Media Vision director Trevor Henderson, co-chair of the One Team Award Committee, admired the way the team saw a problem and tackled it in an expansive and collaborative way.
“This was all done with a sharp eye on ensuring that they targeted some of our more vulnerable students and helped them with persistence and academic success,” he said. “Providing students in need with success pathways seemed perfectly in line with CPP’s Strategic Plan and our moniker that this award derives from — ‘One Team, One Goal, Student Success.’”
Terri Gomez, associate provost for student success, equity and innovation, said a wide variety of departments on campus, including the divisions of Information Technology and Institutional Planning, Academic Affairs, Student Affairs, University Advancement, Enrollment Services, the colleges of Science, Education and Education and Integrative Studies, and the Learning Resource Center, have contributed to Project CAMINOS’ success.

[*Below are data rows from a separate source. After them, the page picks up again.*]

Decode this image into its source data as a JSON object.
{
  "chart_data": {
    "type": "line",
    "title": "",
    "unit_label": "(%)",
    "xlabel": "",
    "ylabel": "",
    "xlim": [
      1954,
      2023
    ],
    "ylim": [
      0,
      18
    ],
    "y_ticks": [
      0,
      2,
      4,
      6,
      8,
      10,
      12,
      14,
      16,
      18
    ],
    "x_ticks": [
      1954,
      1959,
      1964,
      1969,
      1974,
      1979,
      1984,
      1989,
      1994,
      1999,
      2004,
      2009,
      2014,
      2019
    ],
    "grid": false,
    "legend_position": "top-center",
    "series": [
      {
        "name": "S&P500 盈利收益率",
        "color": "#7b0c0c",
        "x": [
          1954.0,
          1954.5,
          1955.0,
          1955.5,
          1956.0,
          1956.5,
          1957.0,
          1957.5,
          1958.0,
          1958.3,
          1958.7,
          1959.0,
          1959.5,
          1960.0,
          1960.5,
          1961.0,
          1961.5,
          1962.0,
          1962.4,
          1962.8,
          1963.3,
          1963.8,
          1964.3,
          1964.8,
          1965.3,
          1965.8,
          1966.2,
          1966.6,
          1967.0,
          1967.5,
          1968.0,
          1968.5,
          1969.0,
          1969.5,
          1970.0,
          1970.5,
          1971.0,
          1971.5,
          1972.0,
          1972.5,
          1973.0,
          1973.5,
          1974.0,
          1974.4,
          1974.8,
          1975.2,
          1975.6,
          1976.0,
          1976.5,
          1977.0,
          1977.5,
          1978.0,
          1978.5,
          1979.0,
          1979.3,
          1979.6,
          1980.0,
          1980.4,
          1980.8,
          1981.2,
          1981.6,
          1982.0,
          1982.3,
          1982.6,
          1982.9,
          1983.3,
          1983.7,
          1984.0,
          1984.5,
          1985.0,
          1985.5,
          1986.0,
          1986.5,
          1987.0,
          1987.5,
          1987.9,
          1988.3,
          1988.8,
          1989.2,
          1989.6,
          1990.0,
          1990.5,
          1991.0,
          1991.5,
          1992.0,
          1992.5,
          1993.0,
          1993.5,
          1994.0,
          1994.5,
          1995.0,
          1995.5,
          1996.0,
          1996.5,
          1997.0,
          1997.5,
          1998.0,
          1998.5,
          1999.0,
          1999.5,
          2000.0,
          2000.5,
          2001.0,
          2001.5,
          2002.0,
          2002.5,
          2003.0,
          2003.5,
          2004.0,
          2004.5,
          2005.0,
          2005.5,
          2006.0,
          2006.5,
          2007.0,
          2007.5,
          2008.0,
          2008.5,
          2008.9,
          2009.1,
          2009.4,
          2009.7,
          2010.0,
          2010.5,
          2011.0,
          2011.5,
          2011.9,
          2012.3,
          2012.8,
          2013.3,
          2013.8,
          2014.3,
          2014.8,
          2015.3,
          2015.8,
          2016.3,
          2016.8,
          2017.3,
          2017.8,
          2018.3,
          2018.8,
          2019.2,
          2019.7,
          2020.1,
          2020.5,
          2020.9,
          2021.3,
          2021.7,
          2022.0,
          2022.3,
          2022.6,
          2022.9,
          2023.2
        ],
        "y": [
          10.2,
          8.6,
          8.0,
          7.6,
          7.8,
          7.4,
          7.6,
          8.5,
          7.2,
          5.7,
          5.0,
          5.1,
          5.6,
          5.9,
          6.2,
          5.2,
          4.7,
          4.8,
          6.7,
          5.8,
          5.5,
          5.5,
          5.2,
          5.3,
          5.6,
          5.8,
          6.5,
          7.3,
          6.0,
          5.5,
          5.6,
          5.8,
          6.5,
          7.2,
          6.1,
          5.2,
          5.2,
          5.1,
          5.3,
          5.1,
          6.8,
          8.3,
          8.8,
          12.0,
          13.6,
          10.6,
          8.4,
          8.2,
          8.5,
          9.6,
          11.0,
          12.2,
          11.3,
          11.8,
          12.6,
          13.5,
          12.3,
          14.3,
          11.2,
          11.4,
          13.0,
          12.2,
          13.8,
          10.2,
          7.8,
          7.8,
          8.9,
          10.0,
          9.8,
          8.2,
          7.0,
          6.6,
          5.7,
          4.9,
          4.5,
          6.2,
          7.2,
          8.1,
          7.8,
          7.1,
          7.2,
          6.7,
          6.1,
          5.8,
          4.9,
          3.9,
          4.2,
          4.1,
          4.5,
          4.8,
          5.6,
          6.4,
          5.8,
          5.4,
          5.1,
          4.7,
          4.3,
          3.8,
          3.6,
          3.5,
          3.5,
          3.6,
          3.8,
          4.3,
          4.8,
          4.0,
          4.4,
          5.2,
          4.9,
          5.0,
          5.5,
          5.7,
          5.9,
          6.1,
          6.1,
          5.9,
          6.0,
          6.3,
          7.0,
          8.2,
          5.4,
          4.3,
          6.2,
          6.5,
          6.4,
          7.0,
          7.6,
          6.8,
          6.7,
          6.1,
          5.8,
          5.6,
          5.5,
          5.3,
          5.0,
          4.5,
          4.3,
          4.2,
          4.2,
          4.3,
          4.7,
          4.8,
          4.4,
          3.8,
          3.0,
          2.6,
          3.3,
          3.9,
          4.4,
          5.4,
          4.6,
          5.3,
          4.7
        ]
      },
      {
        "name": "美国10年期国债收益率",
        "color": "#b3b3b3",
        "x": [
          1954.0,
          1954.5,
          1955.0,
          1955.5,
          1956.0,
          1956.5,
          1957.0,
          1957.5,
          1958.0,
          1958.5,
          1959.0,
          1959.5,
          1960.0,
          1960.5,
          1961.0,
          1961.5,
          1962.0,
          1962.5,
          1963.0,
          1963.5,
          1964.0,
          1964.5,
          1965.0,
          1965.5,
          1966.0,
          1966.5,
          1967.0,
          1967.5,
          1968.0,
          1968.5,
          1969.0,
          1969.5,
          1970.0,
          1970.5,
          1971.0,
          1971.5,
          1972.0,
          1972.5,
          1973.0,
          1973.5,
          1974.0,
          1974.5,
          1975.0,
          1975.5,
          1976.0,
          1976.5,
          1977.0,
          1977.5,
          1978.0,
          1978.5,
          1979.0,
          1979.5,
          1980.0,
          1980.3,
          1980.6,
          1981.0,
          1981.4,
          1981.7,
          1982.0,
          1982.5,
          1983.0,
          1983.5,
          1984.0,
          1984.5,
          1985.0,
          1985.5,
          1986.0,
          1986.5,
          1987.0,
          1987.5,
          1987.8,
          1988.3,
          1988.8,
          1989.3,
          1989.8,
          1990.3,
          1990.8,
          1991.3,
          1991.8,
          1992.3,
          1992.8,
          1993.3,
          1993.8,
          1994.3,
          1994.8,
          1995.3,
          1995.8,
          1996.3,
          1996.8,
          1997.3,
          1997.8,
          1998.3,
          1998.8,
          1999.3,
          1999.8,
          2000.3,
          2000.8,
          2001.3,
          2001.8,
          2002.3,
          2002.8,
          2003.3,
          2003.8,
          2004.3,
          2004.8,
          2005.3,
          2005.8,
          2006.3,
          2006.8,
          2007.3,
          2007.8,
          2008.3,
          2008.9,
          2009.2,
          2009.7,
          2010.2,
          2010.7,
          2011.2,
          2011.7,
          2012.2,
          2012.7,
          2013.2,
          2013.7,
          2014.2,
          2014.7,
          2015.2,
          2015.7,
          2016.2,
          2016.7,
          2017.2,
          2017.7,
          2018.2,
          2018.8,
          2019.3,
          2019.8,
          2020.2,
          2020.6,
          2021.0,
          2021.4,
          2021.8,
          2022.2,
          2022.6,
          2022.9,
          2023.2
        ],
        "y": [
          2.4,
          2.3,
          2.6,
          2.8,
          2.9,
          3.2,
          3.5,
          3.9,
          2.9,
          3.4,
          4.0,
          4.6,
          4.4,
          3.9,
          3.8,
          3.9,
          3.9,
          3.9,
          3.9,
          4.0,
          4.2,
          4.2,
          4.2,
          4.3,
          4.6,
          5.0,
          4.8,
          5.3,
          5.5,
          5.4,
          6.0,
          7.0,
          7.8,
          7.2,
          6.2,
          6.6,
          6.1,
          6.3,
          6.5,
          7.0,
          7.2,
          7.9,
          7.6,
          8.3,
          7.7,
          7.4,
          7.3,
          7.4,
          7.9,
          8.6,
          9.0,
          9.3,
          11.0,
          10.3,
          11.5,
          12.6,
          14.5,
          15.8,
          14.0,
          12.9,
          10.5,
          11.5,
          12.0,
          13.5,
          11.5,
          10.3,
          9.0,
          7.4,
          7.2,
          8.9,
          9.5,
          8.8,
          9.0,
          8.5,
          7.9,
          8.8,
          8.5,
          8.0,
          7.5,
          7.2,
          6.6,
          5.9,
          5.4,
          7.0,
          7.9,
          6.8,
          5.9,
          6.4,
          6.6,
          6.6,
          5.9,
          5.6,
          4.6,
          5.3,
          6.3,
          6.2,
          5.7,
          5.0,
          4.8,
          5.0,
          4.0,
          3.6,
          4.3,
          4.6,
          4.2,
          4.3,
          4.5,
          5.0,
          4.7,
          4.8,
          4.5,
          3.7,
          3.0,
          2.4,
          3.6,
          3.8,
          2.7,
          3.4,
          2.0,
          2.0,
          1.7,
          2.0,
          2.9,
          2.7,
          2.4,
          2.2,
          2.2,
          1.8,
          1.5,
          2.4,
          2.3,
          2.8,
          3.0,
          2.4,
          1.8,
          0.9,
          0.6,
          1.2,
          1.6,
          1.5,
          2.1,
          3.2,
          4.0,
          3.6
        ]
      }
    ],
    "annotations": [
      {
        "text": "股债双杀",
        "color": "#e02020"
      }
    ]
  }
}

The program, which starts its third year in October and is funded with a five-year $3 million grant, was created after data showed that students who required extra support, particularly in math, were not getting what they needed to be successful, Gomez said.
The summer program, which served 150 students this year, is critical, but Project CAMINOS also includes an outreach component where Cal Poly Pomona works with local high schools and community colleges to help students with the transition, she added. The program also includes academic coaching, peer mentoring and other support services for students throughout their first year; offers professional development to faculty; and taps into an early alert report system to provide intervention to students who are struggling.
“We know it works,” Gomez said. “The data is pretty clear that students who come through the program have a pass rate in the math class they take of 91 percent. Without support, the pass rate is 60 percent.”
Cawley, who is the co-lead on the professional development component, said Project CAMINOS works because of the team’s drive to ensure students succeed and the attitude of all involved.
“Each person who had their hand in the project has Cal Poly Pomona students at the forefront of everything they do,” she said. “This makes the common goal simple and clear. In addition to that, we are a team of humble educators, administrators and staff who are open to critique, can be flexible, and open to growth. This flexibility and desire to constantly learn and grow makes the meetings fruitful, as well as the collaborations across all areas of the program.”